U.S. leveraged loan syndication slipped 1.2% last year, to $399.4 billion. The bad news for the biggest bank underwriters in the leveraged market: New issue volumes are not expected to pick up for at least six months. That is because smaller companies that make up a good portion of the business have been unable to attract interest in financing deals and have been forced out of the loan market for now.

"If you have a big, liquid, plain-vanilla deal," with an investment rating of BB, "people will pile into it," said Steven Miller, a managing director at S&P/Portfolio Management Data. Smaller, more risky loans, on the other hand, will be less attractive to both bank agents and the institutional investors that make up a growing part of the syndicated loan market, he said.

Though it retained the No. 1 spot, Morgan-Chase's dwindling command of the leveraged market was also evident. The company ended 2000 with a 23.8% market share, down from the 32.2% it would have had a year earlier.

Meanwhile, Banc of America Securities, the securities unit of Bank of America Corp. of Charlotte, N.C., barely edged higher, with a 22.7% market share last year, up 70 basis points from 1999.

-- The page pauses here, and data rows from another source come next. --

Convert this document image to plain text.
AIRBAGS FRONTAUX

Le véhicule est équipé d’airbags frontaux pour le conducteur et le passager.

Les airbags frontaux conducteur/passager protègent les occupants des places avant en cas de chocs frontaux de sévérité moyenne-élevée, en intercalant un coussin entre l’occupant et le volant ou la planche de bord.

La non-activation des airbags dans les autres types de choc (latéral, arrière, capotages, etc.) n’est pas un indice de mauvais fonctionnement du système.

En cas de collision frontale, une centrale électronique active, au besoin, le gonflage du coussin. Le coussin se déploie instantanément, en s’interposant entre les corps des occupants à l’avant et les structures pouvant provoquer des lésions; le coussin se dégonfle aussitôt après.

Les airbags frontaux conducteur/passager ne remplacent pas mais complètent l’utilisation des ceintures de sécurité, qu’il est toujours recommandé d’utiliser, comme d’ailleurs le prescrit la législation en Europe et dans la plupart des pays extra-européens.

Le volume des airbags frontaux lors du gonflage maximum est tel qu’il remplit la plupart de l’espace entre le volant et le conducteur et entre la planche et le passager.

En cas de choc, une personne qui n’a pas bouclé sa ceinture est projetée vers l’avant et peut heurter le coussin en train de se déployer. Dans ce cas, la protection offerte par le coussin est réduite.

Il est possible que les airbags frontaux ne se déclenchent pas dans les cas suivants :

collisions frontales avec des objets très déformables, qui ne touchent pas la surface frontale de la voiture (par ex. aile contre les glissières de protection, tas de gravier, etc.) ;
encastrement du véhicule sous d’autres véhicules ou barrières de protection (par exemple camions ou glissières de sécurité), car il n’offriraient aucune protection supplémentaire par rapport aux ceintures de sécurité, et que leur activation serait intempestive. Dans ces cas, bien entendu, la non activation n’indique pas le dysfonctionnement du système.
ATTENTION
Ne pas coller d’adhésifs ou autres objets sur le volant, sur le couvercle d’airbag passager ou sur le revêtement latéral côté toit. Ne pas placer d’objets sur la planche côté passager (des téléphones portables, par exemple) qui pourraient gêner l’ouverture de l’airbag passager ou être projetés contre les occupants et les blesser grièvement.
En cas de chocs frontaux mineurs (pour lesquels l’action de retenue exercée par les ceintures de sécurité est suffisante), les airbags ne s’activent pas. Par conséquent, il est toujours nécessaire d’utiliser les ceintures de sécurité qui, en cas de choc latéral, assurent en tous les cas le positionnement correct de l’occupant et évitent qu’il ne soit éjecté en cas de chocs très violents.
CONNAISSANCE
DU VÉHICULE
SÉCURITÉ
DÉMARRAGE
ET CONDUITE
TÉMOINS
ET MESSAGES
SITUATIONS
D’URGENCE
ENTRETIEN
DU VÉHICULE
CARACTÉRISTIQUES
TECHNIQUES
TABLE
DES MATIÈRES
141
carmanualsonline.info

But despite an outcropping of bad loans during the last few weeks, Banc of America participated as the lead agent in two of the largest leveraged deals of the fourth quarter. Together with Societe Generale it arranged a $2.5 billion credit for Calpine Construction Finance, a San Jose, Calif., power company. Banc of America also arranged a $2.175 billion credit facility for Hercules Inc., a Wilmington, Del., chemical manufacturer. (Credit Suisse first Boston led one of the three tranches for the Hercules deal.)

Deutsche Bank AG slipped to sixth from third in the leveraged loan rankings, and its market share dropped 50 basis points, to 5.2%. FleetBoston Financial Corp. rose to third from fourth place, and its market share rose 20 basis points, to 5.8%.

Wall Street investment houses generally climbed higher in leveraged syndicated lending. Morgan Stanley Dean Witter & Co. rose 11 spots, to 10th. Goldman Sachs Group inched up one spot, to 11th, as did Merrill Lynch & Co., to 14th.

Lehman Brothers was the exception. It dropped seven places, to 17th, and proceeds from its leveraged loan business plummeted by more than half, to $3.6 billion.